BACKGROUND: Pulmonary hypertension (PH) is a complex, life-threatening condition requiring noninvasive, accessible, and accurate diagnostic tools, particularly in resource-limited settings. Early and precise identification of PH and its subtypes is critical for effective management and timely intervention. RESEARCH QUESTION: Can deep learning (DL) methods applied to chest radiography (CXR) accurately detect PH and its subtype, congenital heart disease-associated pulmonary arterial hypertension (CHD-PAH)? STUDY DESIGN AND METHODS: A retrospective cohort study was conducted with 4,576 patients, including 2,288 patients with PH, who underwent CXR followed by right heart catheterization (RHC) or transthoracic echocardiography.
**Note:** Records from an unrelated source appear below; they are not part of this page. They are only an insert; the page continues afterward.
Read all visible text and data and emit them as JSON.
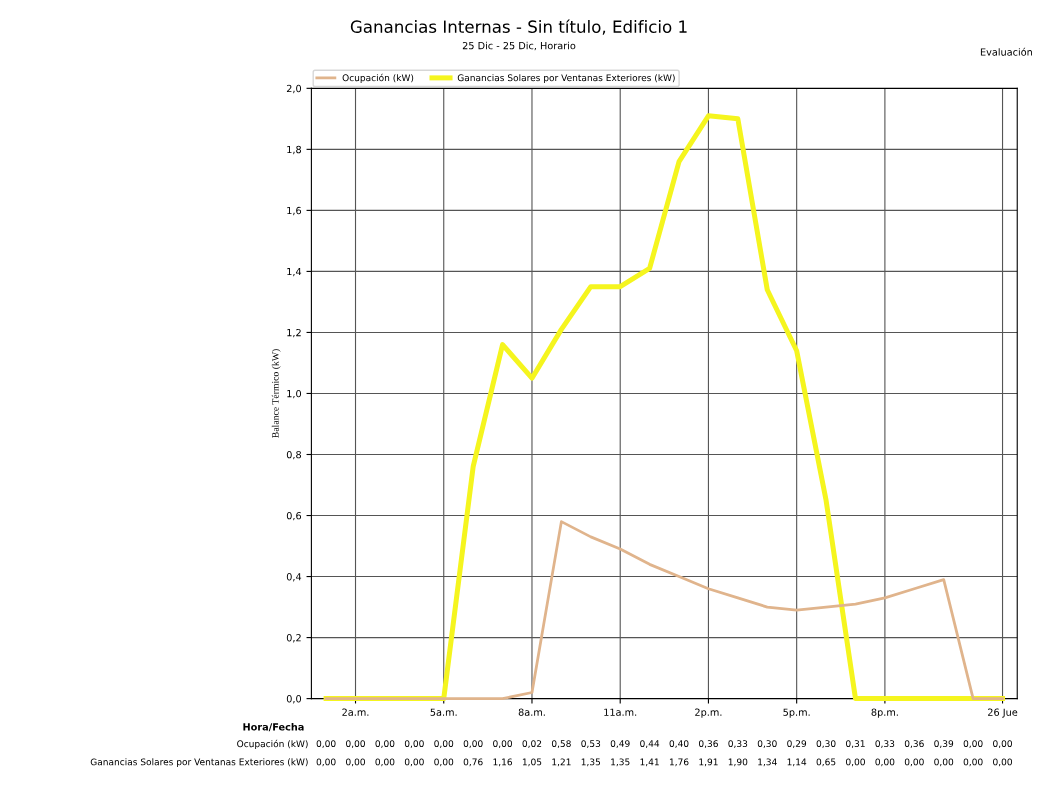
{
  "chart_data": {
    "type": "line",
    "title": "Ganancias Internas - Sin título, Edificio 1",
    "subtitle": "25 Dic - 25 Dic, Horario",
    "xlabel": "Hora/Fecha",
    "ylabel": "Balance Térmico (kW)",
    "annotations": [
      "Evaluación"
    ],
    "categories": [
      null,
      "2a.m.",
      null,
      null,
      "5a.m.",
      null,
      null,
      "8a.m.",
      null,
      null,
      "11a.m.",
      null,
      null,
      "2p.m.",
      null,
      null,
      "5p.m.",
      null,
      null,
      "8p.m.",
      null,
      null,
      null,
      "26 Jue"
    ],
    "series": [
      {
        "name": "Ocupación (kW)",
        "color": "#e0b48c",
        "values": [
          0.0,
          0.0,
          0.0,
          0.0,
          0.0,
          0.0,
          0.0,
          0.02,
          0.58,
          0.53,
          0.49,
          0.44,
          0.4,
          0.36,
          0.33,
          0.3,
          0.29,
          0.3,
          0.31,
          0.33,
          0.36,
          0.39,
          0.0,
          0.0
        ],
        "value_labels": [
          "0,00",
          "0,00",
          "0,00",
          "0,00",
          "0,00",
          "0,00",
          "0,00",
          "0,02",
          "0,58",
          "0,53",
          "0,49",
          "0,44",
          "0,40",
          "0,36",
          "0,33",
          "0,30",
          "0,29",
          "0,30",
          "0,31",
          "0,33",
          "0,36",
          "0,39",
          "0,00",
          "0,00"
        ]
      },
      {
        "name": "Ganancias Solares por Ventanas Exteriores (kW)",
        "color": "#f5f51e",
        "values": [
          0.0,
          0.0,
          0.0,
          0.0,
          0.0,
          0.76,
          1.16,
          1.05,
          1.21,
          1.35,
          1.35,
          1.41,
          1.76,
          1.91,
          1.9,
          1.34,
          1.14,
          0.65,
          0.0,
          0.0,
          0.0,
          0.0,
          0.0,
          0.0
        ],
        "value_labels": [
          "0,00",
          "0,00",
          "0,00",
          "0,00",
          "0,00",
          "0,76",
          "1,16",
          "1,05",
          "1,21",
          "1,35",
          "1,35",
          "1,41",
          "1,76",
          "1,91",
          "1,90",
          "1,34",
          "1,14",
          "0,65",
          "0,00",
          "0,00",
          "0,00",
          "0,00",
          "0,00",
          "0,00"
        ]
      }
    ],
    "ylim": [
      0,
      2.0
    ],
    "yticks": [
      {
        "value": 0,
        "label": "0,0"
      },
      {
        "value": 0.2,
        "label": "0,2"
      },
      {
        "value": 0.4,
        "label": "0,4"
      },
      {
        "value": 0.6,
        "label": "0,6"
      },
      {
        "value": 0.8,
        "label": "0,8"
      },
      {
        "value": 1.0,
        "label": "1,0"
      },
      {
        "value": 1.2,
        "label": "1,2"
      },
      {
        "value": 1.4,
        "label": "1,4"
      },
      {
        "value": 1.6,
        "label": "1,6"
      },
      {
        "value": 1.8,
        "label": "1,8"
      },
      {
        "value": 2.0,
        "label": "2,0"
      }
    ],
    "grid": true,
    "legend": "top",
    "marker": "none",
    "line_style": "solid"
  }
}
DL models were developed and validated for detecting PH (CXR-PH-Net model) and CHD-PAH (CXR-CHD-PAH-Net model). Internal testing used a data set of 2,140 patients (1,070 patients with PH), and additional validation included an RHC-confirmed internal cohort (1,158 patients) and an external RHC cohort (90 patients) from 2 independent hospitals. Model performance was evaluated primarily using the area under the receiver operating characteristic curve (AUC), sensitivity, and specificity. RESULTS: The CXR-PH-Net model achieved a sensitivity of 0.902 and an AUC of 0.964 for PH detection in the internal test set. In the RHC-confirmed cohort, sensitivity was 0.902 (AUC, 0.872) internally and 0.803 (AUC, 0.811) externally. The CXR-CHD-PAH-Net model demonstrated sensitivities of 0.859 and 0.870 with AUCs of 0.908 and 0.860 in the internal and external data sets, respectively. Meanwhile, the CXR-CHD-PAH-Net model showed favorable sensitivity in detecting CHD-PAH among patients with mild PH, with values of 0.813 and 0.846 in the internal and external datasets, respectively. INTERPRETATION: The CXR-PH-Net and CXR-CHD-PAH-Net models demonstrated high sensitivity as screening tools for PH and CHD-PAH, potentially facilitating early detection and triage for further evaluation, particularly in resource-limited settings. Further validation in diverse populations is warranted to enhance clinical generalizability. CLINICAL TRIAL REGISTRATION: ClinicalTrials.gov; No.: NCT05566002; URL: www. CLINICALTRIALS: gov.